Et la majorité de cet argent vient de la presse écrite ?
C’est notre vache à lait, mais nous ne la voyons pas pour autant avec moins de considération ou avec scepticisme. Si l’on regarde les derniers résultats du magazine ABC, qui est sorti récemment, je dirais que nous sommes parmi les acteurs majeurs sur le marché des kiosques à journaux au Royaume-Uni. Mais quand je parle de kiosques au Royaume-Uni, c’est aussi une façon de parler de l’international puisque l’Amérique est notre plus gros marché. Nous vendons plus de magazines aux États-Unis dans les kiosques et avec les souscriptions que n’importe où ailleurs dans le monde, notre marché d’origine inclus. Notre magazine coûte 12 $ aux États-Unis, et il me semble que notre nouveau magazine, Forecast, coûte 20 $ et qu’il se vend aussi bien que celui à 12 $. Donc c’est simplement que notre modèle est très différent. Je pense que c’est le volume qui compte aux États-Unis – je ne sais pas si c’est par contrainte ou par manque de créativité, mais on court toujours après le volume aux États-Unis. Je pense que le mot « premium » a mauvaise réputation dans ce pays. Tout le monde veut toucher la masse, surtout dans les médias, tout le monde veut réaliser de gros chiffres… mais pas nous. Nous voulons des lecteurs, des auditeurs et des téléspectateurs engagés. C’est ce qui nous importe vraiment.
J’imagine que c’est également le public qui intéresse vos annonceurs.
En effet. C’est formidable d’avoir plein de « j’aime » et de « followers », mais il faut se demander ce qu’ils valent si d’un seul coup, Twitter commence à faire payer un abonnement chaque mois, ou si Facebook devient payant. Ce sont des médias gratuits et honnêtement, je ne pense pas que cela veuille dire grand chose. Après, si vous passez si facilement d’un canal de diffusion à l’autre, êtes-vous un fidèle consommateur de marques ? Je pense que ce qui compte pour nous, c’est de pouvoir dire : « Les gens payent 150 $ par an pour s’abonner à un magazine. » Ils n’ont aucun moyen d’obtenir une réduction. Ils doivent dépenser 150 $. Et dès lors, ils sont plus susceptibles de voler avec votre compagnie aérienne, d’acheter vos chaussures, de réserver une chambre dans votre hôtel ou d’acheter l’une de vos voitures, que quelqu’un qui passe son temps sur un réseau moins qualifié.
Retour à la radio
Votre approche du numérique est aussi très différente de celle de la plupart des médias.
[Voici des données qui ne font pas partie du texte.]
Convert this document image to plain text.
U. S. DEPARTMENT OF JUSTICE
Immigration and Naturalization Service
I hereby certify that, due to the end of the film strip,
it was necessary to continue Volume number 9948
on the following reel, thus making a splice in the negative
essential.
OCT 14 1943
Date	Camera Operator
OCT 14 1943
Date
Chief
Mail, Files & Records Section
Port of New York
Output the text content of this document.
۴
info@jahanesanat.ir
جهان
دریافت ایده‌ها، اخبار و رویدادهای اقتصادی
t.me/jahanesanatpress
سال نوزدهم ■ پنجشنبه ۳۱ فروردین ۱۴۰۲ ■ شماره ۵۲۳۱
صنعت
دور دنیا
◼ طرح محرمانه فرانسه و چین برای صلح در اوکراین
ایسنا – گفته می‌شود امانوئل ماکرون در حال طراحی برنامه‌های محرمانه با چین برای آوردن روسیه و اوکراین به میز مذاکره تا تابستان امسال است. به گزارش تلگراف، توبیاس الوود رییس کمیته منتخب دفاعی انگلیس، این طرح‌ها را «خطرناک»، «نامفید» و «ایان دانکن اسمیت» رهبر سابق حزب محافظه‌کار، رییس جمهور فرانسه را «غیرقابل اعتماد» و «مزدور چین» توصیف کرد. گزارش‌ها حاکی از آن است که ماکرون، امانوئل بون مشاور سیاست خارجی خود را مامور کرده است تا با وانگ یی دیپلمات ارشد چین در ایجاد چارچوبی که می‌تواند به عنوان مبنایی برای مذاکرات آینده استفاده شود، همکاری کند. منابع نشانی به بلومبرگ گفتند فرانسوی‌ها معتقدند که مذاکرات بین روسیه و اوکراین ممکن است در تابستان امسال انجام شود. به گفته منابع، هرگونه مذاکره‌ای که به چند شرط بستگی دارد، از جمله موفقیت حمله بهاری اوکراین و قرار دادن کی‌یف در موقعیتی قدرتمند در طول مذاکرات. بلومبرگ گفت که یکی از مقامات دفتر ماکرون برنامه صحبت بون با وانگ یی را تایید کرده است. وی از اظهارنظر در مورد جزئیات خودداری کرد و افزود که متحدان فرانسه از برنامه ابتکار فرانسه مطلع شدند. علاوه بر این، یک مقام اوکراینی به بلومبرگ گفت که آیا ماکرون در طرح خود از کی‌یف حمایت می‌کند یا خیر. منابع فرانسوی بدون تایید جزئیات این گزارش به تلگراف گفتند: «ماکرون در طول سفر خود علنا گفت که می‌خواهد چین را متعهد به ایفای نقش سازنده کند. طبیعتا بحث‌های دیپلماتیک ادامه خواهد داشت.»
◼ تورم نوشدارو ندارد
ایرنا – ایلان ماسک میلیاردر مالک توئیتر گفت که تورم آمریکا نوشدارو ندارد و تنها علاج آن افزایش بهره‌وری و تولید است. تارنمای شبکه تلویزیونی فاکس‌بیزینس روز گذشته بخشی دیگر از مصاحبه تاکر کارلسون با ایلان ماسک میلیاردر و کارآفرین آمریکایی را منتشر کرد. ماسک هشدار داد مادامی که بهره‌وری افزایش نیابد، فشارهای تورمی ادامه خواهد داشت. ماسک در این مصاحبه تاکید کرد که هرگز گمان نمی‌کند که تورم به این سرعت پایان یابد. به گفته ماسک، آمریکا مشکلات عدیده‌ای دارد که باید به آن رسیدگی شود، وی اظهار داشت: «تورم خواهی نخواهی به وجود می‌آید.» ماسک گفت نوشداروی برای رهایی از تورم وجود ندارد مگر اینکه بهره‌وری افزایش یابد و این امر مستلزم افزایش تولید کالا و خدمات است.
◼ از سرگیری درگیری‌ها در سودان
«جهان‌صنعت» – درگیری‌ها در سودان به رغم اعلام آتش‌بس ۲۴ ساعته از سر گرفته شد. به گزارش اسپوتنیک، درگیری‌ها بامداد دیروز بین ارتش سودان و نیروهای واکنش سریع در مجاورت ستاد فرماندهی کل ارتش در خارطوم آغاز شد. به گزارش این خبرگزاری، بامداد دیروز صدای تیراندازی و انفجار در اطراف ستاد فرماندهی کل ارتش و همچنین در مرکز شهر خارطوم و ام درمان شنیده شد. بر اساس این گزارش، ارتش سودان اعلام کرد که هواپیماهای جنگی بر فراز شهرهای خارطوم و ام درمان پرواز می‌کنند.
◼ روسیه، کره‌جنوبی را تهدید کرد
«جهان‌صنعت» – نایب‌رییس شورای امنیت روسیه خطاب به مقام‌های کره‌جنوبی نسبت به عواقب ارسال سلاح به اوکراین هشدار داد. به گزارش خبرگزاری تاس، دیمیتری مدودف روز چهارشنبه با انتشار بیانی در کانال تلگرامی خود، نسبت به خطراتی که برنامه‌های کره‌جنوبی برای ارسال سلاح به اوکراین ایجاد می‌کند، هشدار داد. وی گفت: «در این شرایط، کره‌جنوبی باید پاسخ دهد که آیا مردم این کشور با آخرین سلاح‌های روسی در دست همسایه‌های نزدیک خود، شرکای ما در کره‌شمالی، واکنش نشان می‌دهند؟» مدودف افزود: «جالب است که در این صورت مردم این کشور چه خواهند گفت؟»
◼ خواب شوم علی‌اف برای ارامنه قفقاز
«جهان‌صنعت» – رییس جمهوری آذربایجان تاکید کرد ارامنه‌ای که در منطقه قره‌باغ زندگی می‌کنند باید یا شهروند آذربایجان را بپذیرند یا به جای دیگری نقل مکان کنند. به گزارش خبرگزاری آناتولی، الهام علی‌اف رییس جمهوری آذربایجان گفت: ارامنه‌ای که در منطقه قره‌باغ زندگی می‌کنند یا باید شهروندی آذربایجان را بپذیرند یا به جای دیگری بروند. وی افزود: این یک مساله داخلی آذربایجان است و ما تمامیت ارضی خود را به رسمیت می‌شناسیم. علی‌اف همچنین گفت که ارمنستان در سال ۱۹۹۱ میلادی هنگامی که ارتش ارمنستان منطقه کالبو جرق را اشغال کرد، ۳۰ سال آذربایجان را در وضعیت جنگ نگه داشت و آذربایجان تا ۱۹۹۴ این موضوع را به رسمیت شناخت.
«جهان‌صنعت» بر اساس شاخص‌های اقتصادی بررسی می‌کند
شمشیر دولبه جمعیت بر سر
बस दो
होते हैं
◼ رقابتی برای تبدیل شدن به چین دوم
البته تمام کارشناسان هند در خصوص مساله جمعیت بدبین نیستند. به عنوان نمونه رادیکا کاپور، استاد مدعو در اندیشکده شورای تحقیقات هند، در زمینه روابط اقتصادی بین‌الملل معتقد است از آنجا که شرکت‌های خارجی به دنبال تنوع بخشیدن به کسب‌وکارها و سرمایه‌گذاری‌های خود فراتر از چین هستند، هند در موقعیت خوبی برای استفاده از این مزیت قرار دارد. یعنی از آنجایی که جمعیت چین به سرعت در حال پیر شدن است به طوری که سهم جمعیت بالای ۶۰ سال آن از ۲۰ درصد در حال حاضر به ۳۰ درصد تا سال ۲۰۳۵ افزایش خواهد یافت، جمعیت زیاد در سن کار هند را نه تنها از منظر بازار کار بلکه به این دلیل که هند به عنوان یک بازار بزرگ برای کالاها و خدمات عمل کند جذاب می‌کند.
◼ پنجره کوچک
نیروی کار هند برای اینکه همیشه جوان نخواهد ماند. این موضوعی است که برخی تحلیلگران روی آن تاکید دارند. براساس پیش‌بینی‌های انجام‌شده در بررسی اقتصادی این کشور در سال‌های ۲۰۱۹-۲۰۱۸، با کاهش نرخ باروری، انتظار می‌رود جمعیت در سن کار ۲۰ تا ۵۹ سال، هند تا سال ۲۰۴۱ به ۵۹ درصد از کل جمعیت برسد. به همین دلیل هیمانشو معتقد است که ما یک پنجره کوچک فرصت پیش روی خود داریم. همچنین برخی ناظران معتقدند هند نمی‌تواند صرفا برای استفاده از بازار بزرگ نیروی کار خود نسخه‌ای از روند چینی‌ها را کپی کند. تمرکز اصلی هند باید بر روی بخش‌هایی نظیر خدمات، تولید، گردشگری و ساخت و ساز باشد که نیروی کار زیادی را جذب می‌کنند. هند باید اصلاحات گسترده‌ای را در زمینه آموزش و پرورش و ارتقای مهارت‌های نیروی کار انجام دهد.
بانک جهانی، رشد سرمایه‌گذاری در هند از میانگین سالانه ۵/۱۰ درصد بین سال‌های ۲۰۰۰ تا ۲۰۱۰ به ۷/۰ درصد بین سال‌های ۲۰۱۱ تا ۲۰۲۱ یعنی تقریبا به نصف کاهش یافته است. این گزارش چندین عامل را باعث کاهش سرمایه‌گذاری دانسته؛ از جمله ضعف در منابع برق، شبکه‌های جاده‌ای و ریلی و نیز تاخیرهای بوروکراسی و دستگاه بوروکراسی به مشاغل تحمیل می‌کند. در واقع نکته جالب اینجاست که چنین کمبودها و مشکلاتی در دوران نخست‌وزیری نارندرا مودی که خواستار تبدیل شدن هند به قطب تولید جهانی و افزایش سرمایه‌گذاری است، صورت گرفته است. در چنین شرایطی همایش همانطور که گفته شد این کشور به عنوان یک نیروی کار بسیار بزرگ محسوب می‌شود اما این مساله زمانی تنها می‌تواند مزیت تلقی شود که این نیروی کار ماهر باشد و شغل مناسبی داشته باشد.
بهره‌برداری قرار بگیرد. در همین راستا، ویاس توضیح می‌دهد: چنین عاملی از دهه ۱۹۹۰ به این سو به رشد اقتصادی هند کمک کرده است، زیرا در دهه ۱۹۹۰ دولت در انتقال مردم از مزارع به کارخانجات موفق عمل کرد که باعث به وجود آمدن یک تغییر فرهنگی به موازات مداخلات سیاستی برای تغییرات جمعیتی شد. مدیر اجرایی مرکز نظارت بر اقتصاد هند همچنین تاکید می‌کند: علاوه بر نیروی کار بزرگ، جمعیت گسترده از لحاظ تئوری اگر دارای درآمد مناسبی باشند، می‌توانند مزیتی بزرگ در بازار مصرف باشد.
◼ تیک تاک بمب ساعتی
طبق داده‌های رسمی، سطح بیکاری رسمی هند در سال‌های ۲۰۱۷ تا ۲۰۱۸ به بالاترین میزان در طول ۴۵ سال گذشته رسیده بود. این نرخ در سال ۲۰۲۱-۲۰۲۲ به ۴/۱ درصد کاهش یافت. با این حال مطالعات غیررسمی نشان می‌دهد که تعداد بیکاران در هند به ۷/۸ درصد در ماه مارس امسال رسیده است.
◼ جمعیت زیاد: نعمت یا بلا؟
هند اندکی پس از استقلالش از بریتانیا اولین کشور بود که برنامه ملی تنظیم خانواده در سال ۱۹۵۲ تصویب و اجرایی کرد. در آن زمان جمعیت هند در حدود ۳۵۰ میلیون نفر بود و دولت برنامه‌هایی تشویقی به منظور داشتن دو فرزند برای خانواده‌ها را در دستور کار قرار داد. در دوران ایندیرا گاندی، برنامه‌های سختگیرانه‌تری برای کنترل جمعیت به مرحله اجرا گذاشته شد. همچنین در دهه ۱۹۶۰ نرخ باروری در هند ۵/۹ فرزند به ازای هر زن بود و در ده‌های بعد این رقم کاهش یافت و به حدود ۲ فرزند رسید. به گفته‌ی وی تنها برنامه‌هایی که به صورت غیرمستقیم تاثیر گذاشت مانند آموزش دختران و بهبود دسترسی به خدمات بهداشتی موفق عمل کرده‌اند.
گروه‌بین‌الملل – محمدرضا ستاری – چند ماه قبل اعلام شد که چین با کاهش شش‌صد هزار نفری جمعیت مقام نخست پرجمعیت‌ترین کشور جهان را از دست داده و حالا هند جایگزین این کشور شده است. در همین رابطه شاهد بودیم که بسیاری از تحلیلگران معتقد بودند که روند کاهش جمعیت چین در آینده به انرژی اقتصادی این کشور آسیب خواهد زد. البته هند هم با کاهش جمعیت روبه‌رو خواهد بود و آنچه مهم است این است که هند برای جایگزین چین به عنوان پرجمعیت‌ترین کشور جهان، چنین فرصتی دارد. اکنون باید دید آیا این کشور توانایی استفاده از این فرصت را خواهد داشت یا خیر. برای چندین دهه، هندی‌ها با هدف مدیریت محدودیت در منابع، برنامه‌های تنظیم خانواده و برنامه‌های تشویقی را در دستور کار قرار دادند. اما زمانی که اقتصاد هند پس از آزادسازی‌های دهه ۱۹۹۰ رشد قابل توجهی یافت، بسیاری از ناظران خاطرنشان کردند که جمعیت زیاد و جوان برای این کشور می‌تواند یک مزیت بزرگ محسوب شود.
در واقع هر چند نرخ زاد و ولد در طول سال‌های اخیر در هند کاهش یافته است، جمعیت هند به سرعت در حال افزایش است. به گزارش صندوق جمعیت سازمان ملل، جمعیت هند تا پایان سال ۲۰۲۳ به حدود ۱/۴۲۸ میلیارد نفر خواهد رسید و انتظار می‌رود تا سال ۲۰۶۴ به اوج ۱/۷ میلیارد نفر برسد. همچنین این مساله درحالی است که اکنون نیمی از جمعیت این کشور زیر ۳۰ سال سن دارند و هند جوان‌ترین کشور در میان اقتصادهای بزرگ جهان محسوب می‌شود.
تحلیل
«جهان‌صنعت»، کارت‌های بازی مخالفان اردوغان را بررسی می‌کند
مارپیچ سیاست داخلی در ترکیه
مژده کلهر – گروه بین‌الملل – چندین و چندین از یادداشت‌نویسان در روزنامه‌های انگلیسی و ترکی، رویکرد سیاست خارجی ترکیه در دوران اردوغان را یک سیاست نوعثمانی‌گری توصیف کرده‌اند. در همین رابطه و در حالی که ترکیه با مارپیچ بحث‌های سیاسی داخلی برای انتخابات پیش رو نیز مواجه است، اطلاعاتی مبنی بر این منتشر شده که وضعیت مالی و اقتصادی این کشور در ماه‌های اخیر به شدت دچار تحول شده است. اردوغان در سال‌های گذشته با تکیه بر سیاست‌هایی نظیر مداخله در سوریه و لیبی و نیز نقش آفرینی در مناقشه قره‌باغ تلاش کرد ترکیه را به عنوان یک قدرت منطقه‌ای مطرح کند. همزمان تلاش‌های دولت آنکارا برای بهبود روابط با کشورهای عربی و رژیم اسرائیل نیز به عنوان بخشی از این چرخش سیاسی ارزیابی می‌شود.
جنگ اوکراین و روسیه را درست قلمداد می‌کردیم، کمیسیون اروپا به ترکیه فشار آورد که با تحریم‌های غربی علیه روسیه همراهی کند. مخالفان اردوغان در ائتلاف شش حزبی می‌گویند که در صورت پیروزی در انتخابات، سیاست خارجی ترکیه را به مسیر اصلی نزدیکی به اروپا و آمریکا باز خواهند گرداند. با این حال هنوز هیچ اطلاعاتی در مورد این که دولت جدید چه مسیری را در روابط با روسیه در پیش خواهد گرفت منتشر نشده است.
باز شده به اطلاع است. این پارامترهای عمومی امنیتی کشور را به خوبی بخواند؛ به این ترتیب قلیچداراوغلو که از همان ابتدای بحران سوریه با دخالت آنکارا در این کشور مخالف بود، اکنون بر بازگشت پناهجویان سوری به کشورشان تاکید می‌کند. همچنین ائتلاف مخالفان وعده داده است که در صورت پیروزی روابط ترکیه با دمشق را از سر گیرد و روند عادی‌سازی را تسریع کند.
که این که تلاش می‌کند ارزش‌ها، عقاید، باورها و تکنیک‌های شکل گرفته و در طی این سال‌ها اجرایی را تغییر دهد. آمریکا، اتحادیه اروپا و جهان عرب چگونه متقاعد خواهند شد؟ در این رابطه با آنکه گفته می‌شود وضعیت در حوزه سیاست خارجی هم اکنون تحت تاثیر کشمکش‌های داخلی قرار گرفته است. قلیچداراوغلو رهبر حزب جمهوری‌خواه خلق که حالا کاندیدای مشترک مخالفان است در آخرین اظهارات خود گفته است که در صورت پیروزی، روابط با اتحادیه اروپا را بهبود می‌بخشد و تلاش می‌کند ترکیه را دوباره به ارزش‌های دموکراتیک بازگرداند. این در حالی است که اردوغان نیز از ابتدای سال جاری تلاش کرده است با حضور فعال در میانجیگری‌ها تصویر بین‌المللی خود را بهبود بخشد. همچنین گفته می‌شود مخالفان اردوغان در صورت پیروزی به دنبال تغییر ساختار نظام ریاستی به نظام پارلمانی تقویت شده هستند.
Je connais peu d’organes de presse qui lanceraient une station de radio mondiale 24 h/24 en ligne. Pourquoi avez-vous voulu suivre cette direction au lieu de vous concentrer sur quelque chose comme une application ou une édition pour iPad ?
D’abord, si l’on revient en arrière, pour un magazine mensuel, je continue de penser que, sauf si vous faites du porno, faire une édition pour tablette ne vous rapporte rien. On le voit maintenant, et les résultats sont là : l’expansion des tablettes n’existe pas. On vit avec les tablettes depuis suffisamment longtemps maintenant pour se rendre compte que les gens qui aiment lire sur tablette lisent sur tablette, et que ceux qui veulent lire la presse écrite lisent la presse écrite. On réalise qu’il y a toujours plus de gens qui lisent sur papier que sur écran rétro-éclairé. Encore une fois, ajouter ces éditions supplémentaires ne rapporte pas d’argent. Cela implique des coûts de production. Je pense qu’au début, tout le monde a été dupe et s’est dit : « Oh, on peut juste faire une version pour Apple et voilà. » Maintenant, il existe une myriade de tablettes différentes, de systèmes d’exploitation différents, de formats différents… ce qui signifie que là où tout le monde pensait qu’il suffirait de poster des PDF, la demande requiert aujourd’hui des vidéos, des flux, et un tas d’autres choses.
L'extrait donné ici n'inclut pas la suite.